Gözlerim aralanan kapıya kayınca yoğun ışık yüzünden kamaşmıştı içerisi toz olunca öksürmeye başladım. İçeri yüzünü görmediğim elleri ceplerinde uzun boylu ve yapılı bir adam girdi. Bir anda etrafı turuncu bir ışık sardığında adamın yüzünü daha net gördüm. Karşımda hiç beklemediğim kişi belirirken o sadece soğuk buz gibi gözleriyle bana bakıyordu. Olanlar yeni yeni aklıma düştüğünde yerimde doğrulup etrafıma baktım.
Depo gibi bir yerdeydim etrafta kutular vardı küçük pencereden yansıyan ışığa baktığımda sabah olduğunu anladım. Dün gece ben... Ben karakola götürülmüştüm hiç bir şeyi anlamadan açıklama bile almadan bir kadın geldi kolumdan tutup lavaboya götürdü sonra, sonrası karanlıktı. Karşımda ki adam bizim eve giren Sancar Kayıp'tı yine o koyu mavi gözleriyle bana bakıyordu.
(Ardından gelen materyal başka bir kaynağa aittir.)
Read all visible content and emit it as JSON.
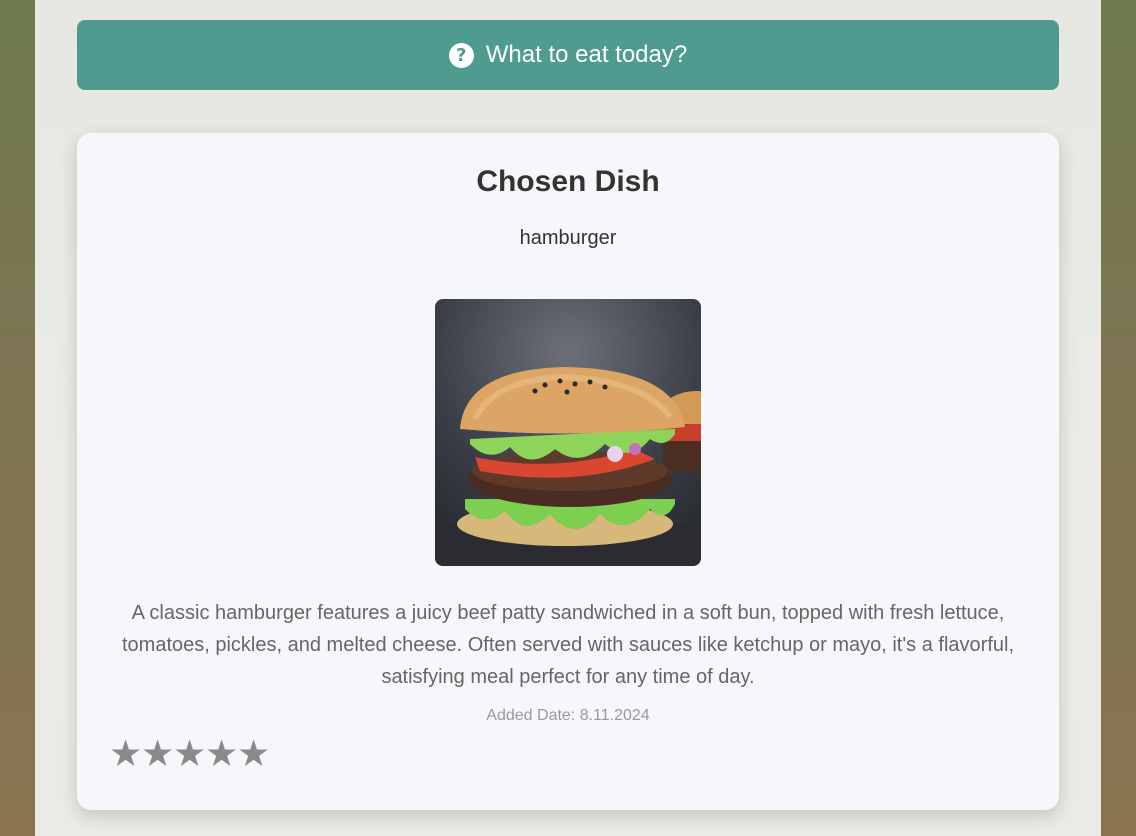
{
  "random_button": {
    "label": "What to eat today?",
    "icon": "question-circle-icon",
    "bg_color": "#4f9b8f"
  },
  "card": {
    "title": "Chosen Dish",
    "dish_name": "hamburger",
    "image_alt": "hamburger",
    "description": "A classic hamburger features a juicy beef patty sandwiched in a soft bun, topped with fresh lettuce, tomatoes, pickles, and melted cheese. Often served with sauces like ketchup or mayo, it's a flavorful, satisfying meal perfect for any time of day.",
    "added_date": "Added Date: 8.11.2024",
    "rating": {
      "max": 5,
      "value": 0,
      "star_glyph": "★",
      "star_color": "#8a8a8a"
    }
  }
}
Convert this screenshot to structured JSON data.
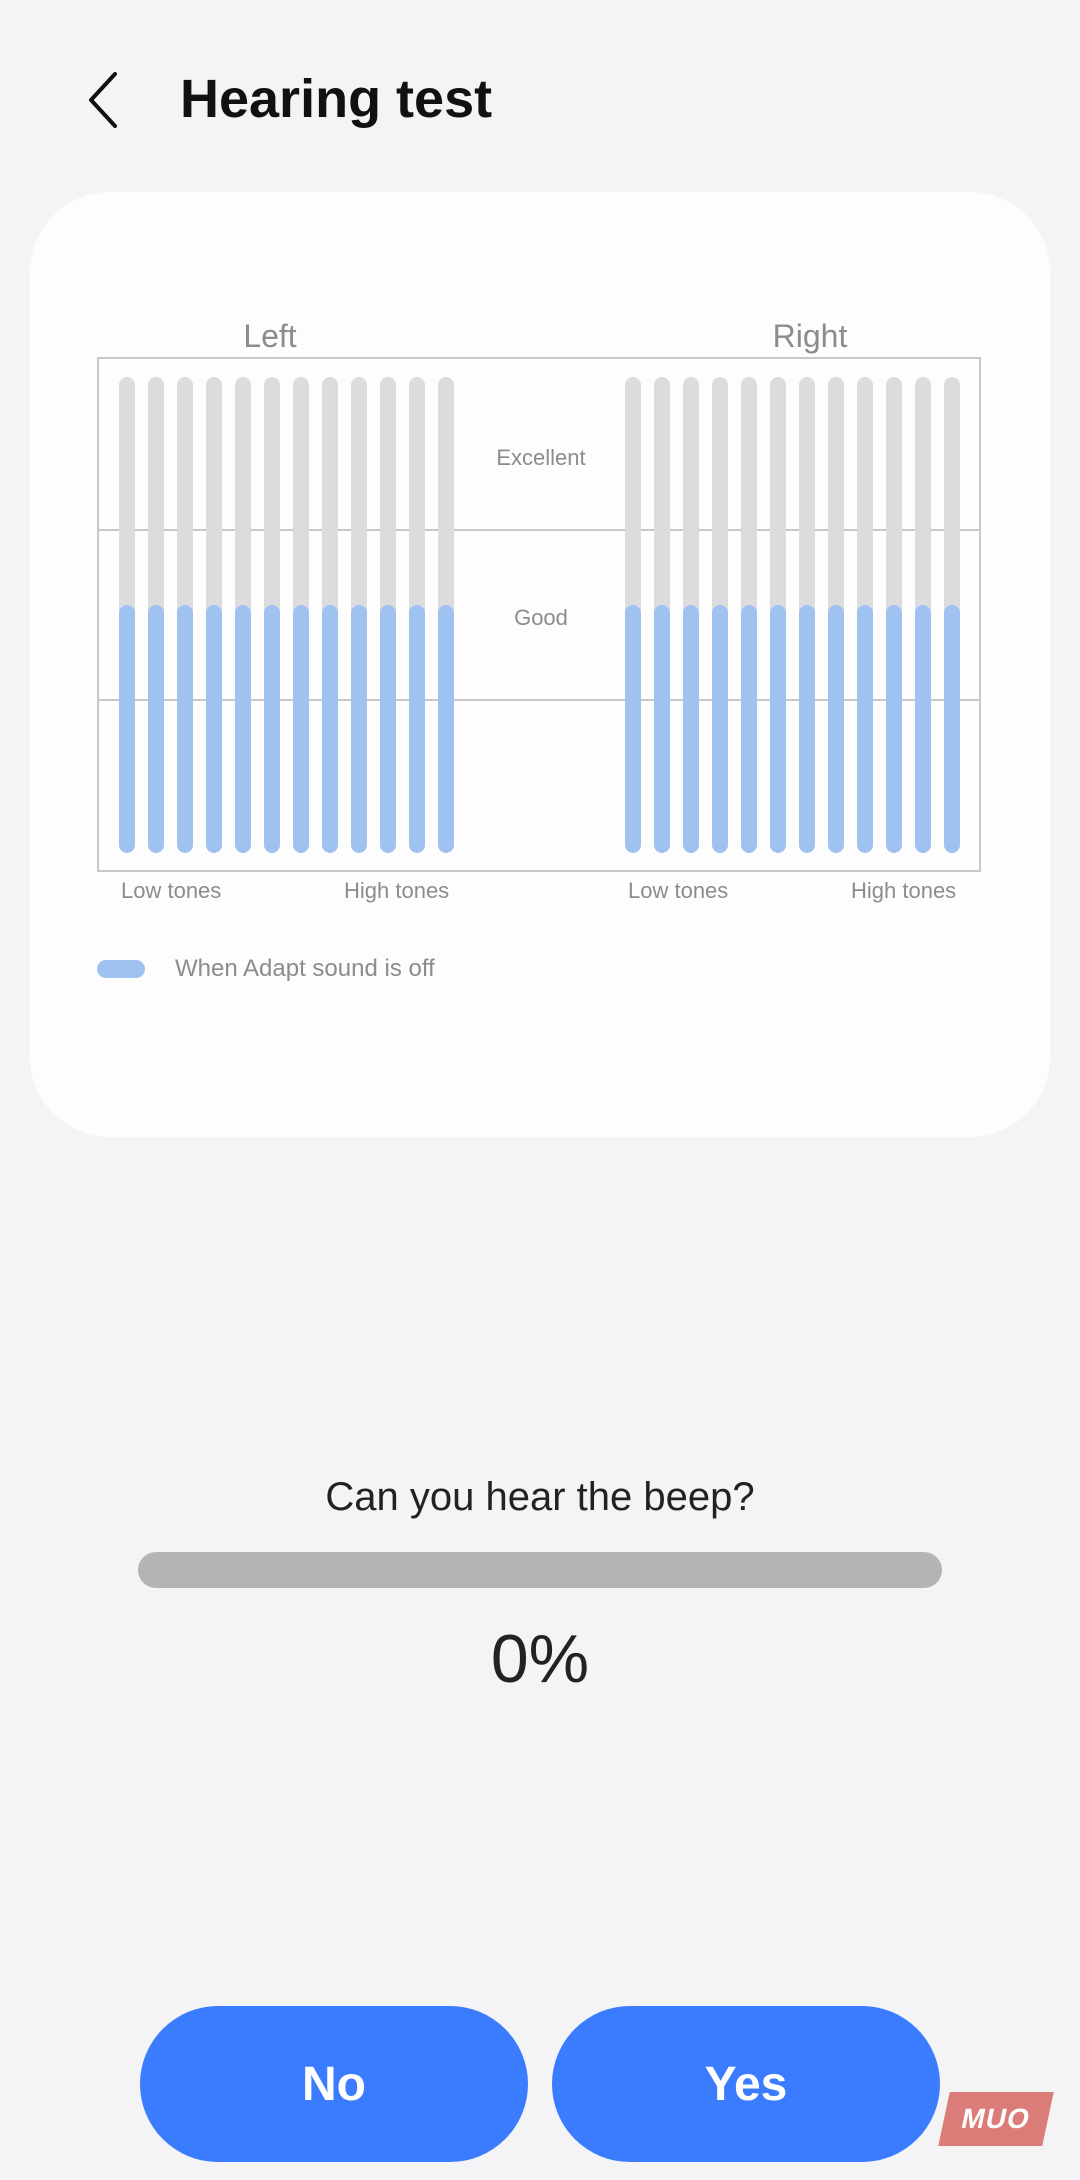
{
  "header": {
    "title": "Hearing test"
  },
  "chart_data": {
    "type": "bar",
    "levels": [
      "Excellent",
      "Good"
    ],
    "panels": [
      {
        "name": "Left",
        "xlabel_low": "Low tones",
        "xlabel_high": "High tones",
        "values": [
          0.52,
          0.52,
          0.52,
          0.52,
          0.52,
          0.52,
          0.52,
          0.52,
          0.52,
          0.52,
          0.52,
          0.52
        ]
      },
      {
        "name": "Right",
        "xlabel_low": "Low tones",
        "xlabel_high": "High tones",
        "values": [
          0.52,
          0.52,
          0.52,
          0.52,
          0.52,
          0.52,
          0.52,
          0.52,
          0.52,
          0.52,
          0.52,
          0.52
        ]
      }
    ],
    "legend": "When Adapt sound is off",
    "colors": {
      "fill": "#9fc2f0",
      "track": "#dcdcde"
    }
  },
  "test": {
    "question": "Can you hear the beep?",
    "progress": 0,
    "progress_text": "0%"
  },
  "buttons": {
    "no": "No",
    "yes": "Yes"
  },
  "watermark": "MUO",
  "colors": {
    "accent": "#3b7cff",
    "background": "#f4f4f6"
  }
}
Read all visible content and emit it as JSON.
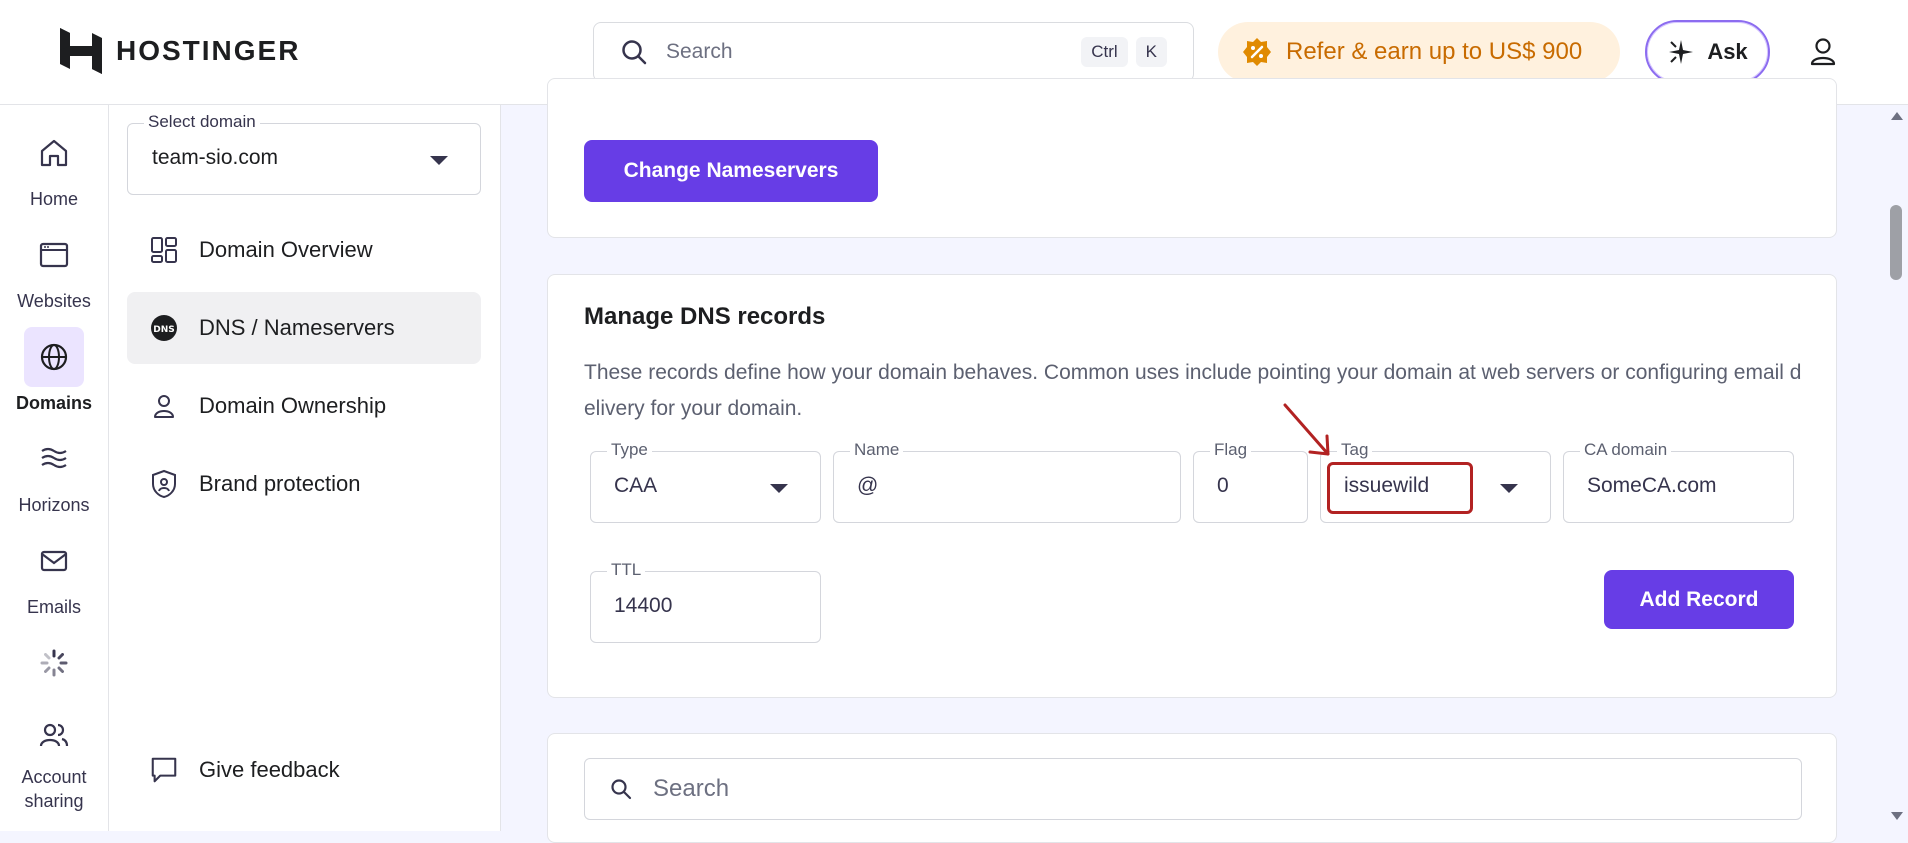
{
  "brand": {
    "name": "HOSTINGER"
  },
  "topbar": {
    "search_placeholder": "Search",
    "shortcut_keys": [
      "Ctrl",
      "K"
    ],
    "refer_text": "Refer & earn up to US$ 900",
    "ask_label": "Ask"
  },
  "rail": {
    "items": [
      {
        "label": "Home",
        "icon": "home-icon"
      },
      {
        "label": "Websites",
        "icon": "browser-window-icon"
      },
      {
        "label": "Domains",
        "icon": "globe-icon",
        "active": true
      },
      {
        "label": "Horizons",
        "icon": "horizons-icon"
      },
      {
        "label": "Emails",
        "icon": "envelope-icon"
      },
      {
        "label": "",
        "icon": "loading-spinner-icon"
      },
      {
        "label": "Account sharing",
        "icon": "users-icon"
      }
    ]
  },
  "subnav": {
    "select_label": "Select domain",
    "select_value": "team-sio.com",
    "items": [
      {
        "label": "Domain Overview",
        "icon": "grid-icon"
      },
      {
        "label": "DNS / Nameservers",
        "icon": "dns-icon",
        "active": true
      },
      {
        "label": "Domain Ownership",
        "icon": "person-icon"
      },
      {
        "label": "Brand protection",
        "icon": "shield-icon"
      }
    ],
    "feedback_label": "Give feedback"
  },
  "nameservers_card": {
    "button_label": "Change Nameservers"
  },
  "dns_card": {
    "title": "Manage DNS records",
    "description": "These records define how your domain behaves. Common uses include pointing your domain at web servers or configuring email delivery for your domain.",
    "fields": {
      "type": {
        "label": "Type",
        "value": "CAA"
      },
      "name": {
        "label": "Name",
        "value": "@"
      },
      "flag": {
        "label": "Flag",
        "value": "0"
      },
      "tag": {
        "label": "Tag",
        "value": "issuewild"
      },
      "ca_domain": {
        "label": "CA domain",
        "value": "SomeCA.com"
      },
      "ttl": {
        "label": "TTL",
        "value": "14400"
      }
    },
    "add_button_label": "Add Record"
  },
  "records_card": {
    "search_placeholder": "Search"
  },
  "colors": {
    "accent": "#673de6",
    "highlight": "#b22222",
    "refer_text": "#c86b00"
  }
}
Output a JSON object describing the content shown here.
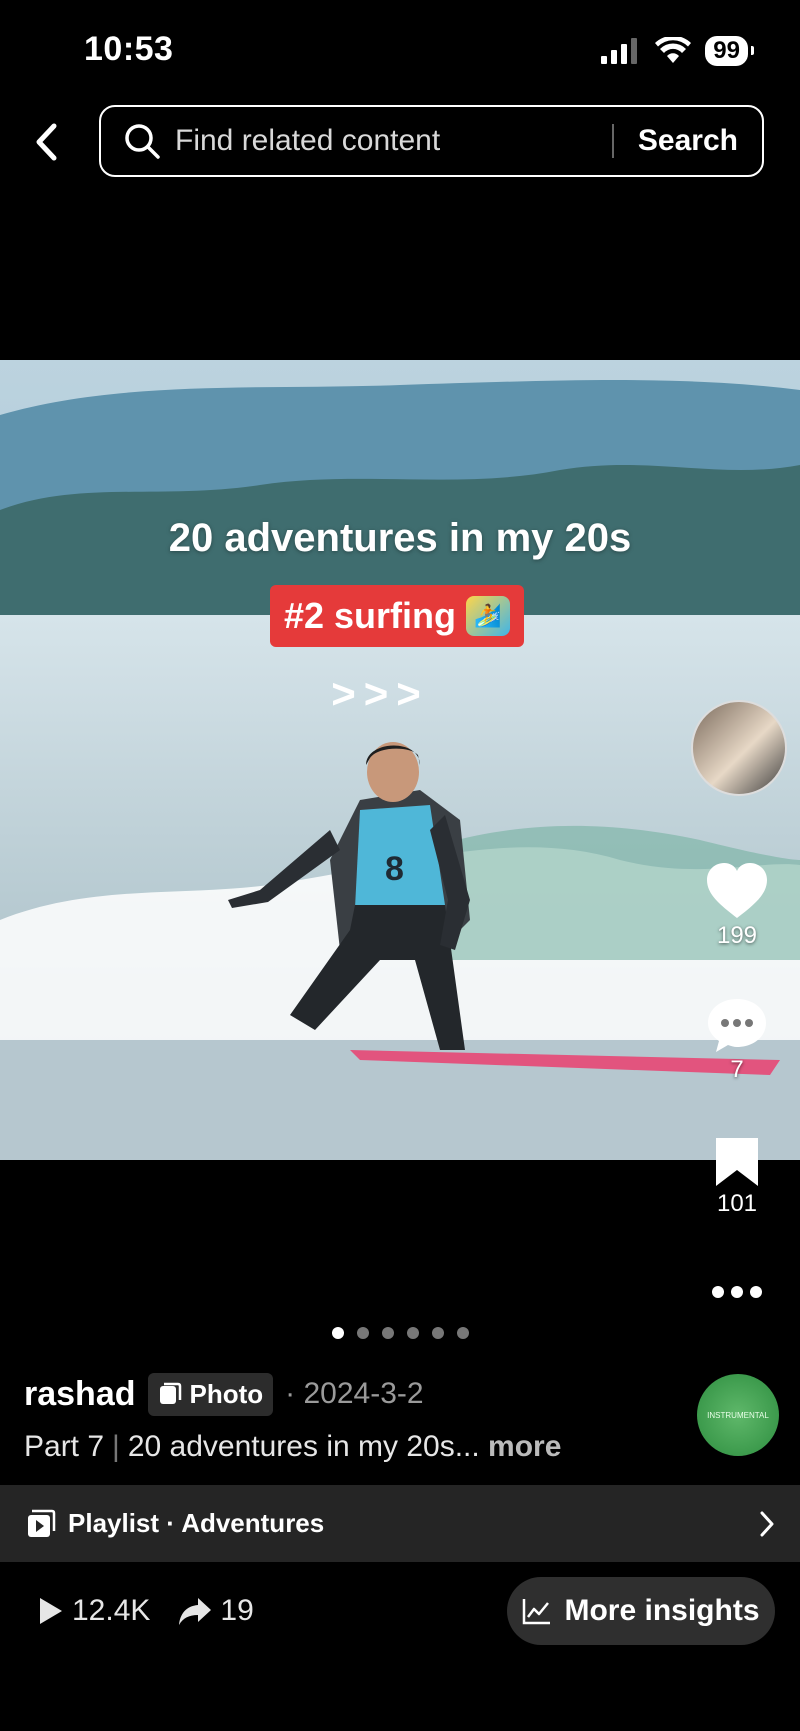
{
  "status_bar": {
    "time": "10:53",
    "battery": "99"
  },
  "search": {
    "placeholder": "Find related content",
    "button_label": "Search"
  },
  "post": {
    "overlay_title": "20 adventures in my 20s",
    "tag_text": "#2 surfing",
    "arrows_text": ">>>",
    "current_slide": 1,
    "slide_count": 6
  },
  "actions": {
    "likes": "199",
    "comments": "7",
    "saves": "101"
  },
  "author": {
    "name": "rashad",
    "badge": "Photo",
    "date": "· 2024-3-2"
  },
  "music": {
    "disc_label": "INSTRUMENTAL"
  },
  "caption": {
    "part": "Part 7",
    "text": "20 adventures in my 20s...",
    "more": "more"
  },
  "playlist": {
    "label": "Playlist · Adventures"
  },
  "stats": {
    "views": "12.4K",
    "shares": "19"
  },
  "insights": {
    "label": "More insights"
  },
  "colors": {
    "tag_red": "#e53a3a",
    "bar_gray": "#252525",
    "insights_gray": "#2f2f2f"
  }
}
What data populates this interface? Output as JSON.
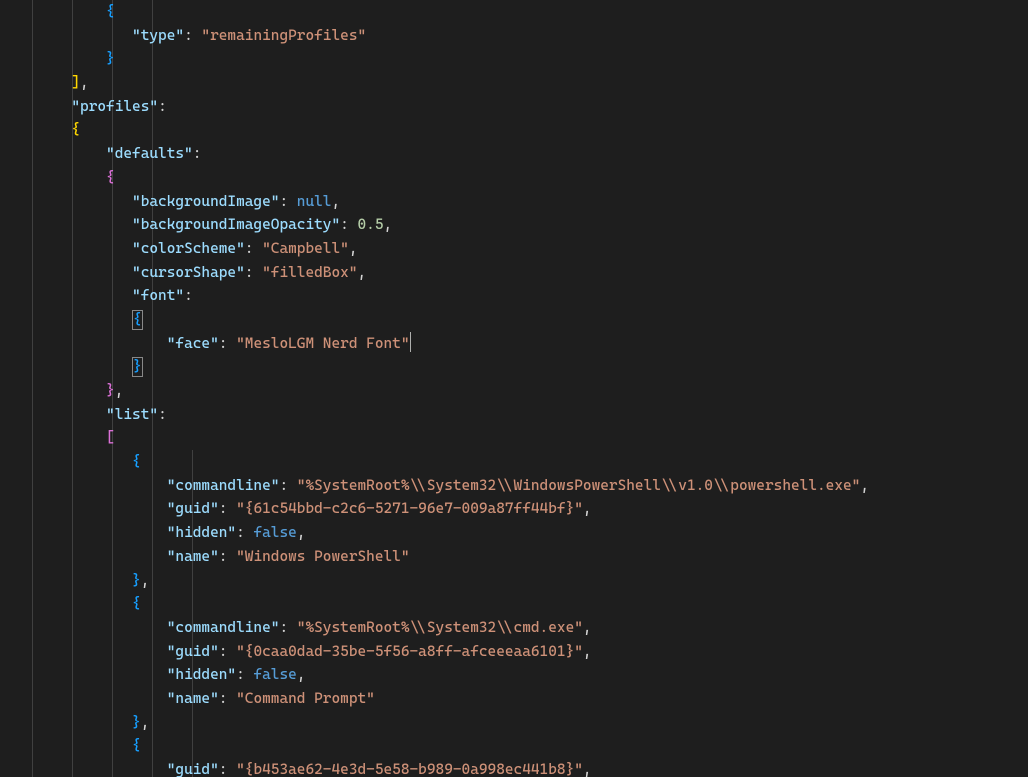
{
  "tokens": {
    "t_type": "\"type\"",
    "t_remaining": "\"remainingProfiles\"",
    "t_profiles": "\"profiles\"",
    "t_defaults": "\"defaults\"",
    "t_backgroundImage": "\"backgroundImage\"",
    "t_null": "null",
    "t_backgroundImageOpacity": "\"backgroundImageOpacity\"",
    "t_opacity_val": "0.5",
    "t_colorScheme": "\"colorScheme\"",
    "t_campbell": "\"Campbell\"",
    "t_cursorShape": "\"cursorShape\"",
    "t_filledBox": "\"filledBox\"",
    "t_font": "\"font\"",
    "t_face": "\"face\"",
    "t_meslo": "\"MesloLGM Nerd Font\"",
    "t_list": "\"list\"",
    "t_commandline": "\"commandline\"",
    "t_guid": "\"guid\"",
    "t_hidden": "\"hidden\"",
    "t_false": "false",
    "t_name": "\"name\"",
    "t_ps_cmd": "\"%SystemRoot%\\\\System32\\\\WindowsPowerShell\\\\v1.0\\\\powershell.exe\"",
    "t_ps_guid": "\"{61c54bbd-c2c6-5271-96e7-009a87ff44bf}\"",
    "t_ps_name": "\"Windows PowerShell\"",
    "t_cmd_cmd": "\"%SystemRoot%\\\\System32\\\\cmd.exe\"",
    "t_cmd_guid": "\"{0caa0dad-35be-5f56-a8ff-afceeeaa6101}\"",
    "t_cmd_name": "\"Command Prompt\"",
    "t_azure_guid": "\"{b453ae62-4e3d-5e58-b989-0a998ec441b8}\""
  },
  "colors": {
    "background": "#1e1e1e",
    "property": "#9cdcfe",
    "string": "#ce9178",
    "number": "#b5cea8",
    "constant": "#569cd6",
    "bracket_pink": "#da70d6",
    "bracket_yellow": "#ffd700",
    "bracket_blue": "#179fff"
  }
}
Eşsiz gözüken çene kasları yerini belli ediyordu. Elinin tekini cebinden çıkarıp kirli sakallarına götürdü. Önümde durdu ve diz çökerek benimle aynı boya indi.
"Hoş geldin Eflal Duman." Sert ses tonu depo da yankılanırken ellerini birbirine çarpıp kalktı. "Ya da başka bir şey mi demeliyim. Şimdi sen içinden neden burada olduğunu düşünüyorsundur. Tam iki gündür buradasın Eflal o kadar ağır bir uykun var ki uyanamadın." Ağzının içinden olumsuz nidalar çıkarıp bana üzülerek baktı. "Hayret ediyorum doğrusu biliyor musun? Nasıl halen daha acıkmadın diye. Ama merak etme senin için özel yemek hazırlattım tadına doyamayacaksın." İki gün... iki gündür buradaydım ve bu adamın elindeydim. Ayağı kalkıp etrafa bakmak istedim ama ayağı kalktığım gibi yere düştüm tekrar denemeye çalıştım ama sonuç aynıydı bacaklarımı hissetmiyordum. İçeri elinde bir tepsiyle geldi ve önüme bıraktı, az ötedeki sandalyeyi sürükleyip önüme oturdu. "Bacaklarımı hissetmiyorum."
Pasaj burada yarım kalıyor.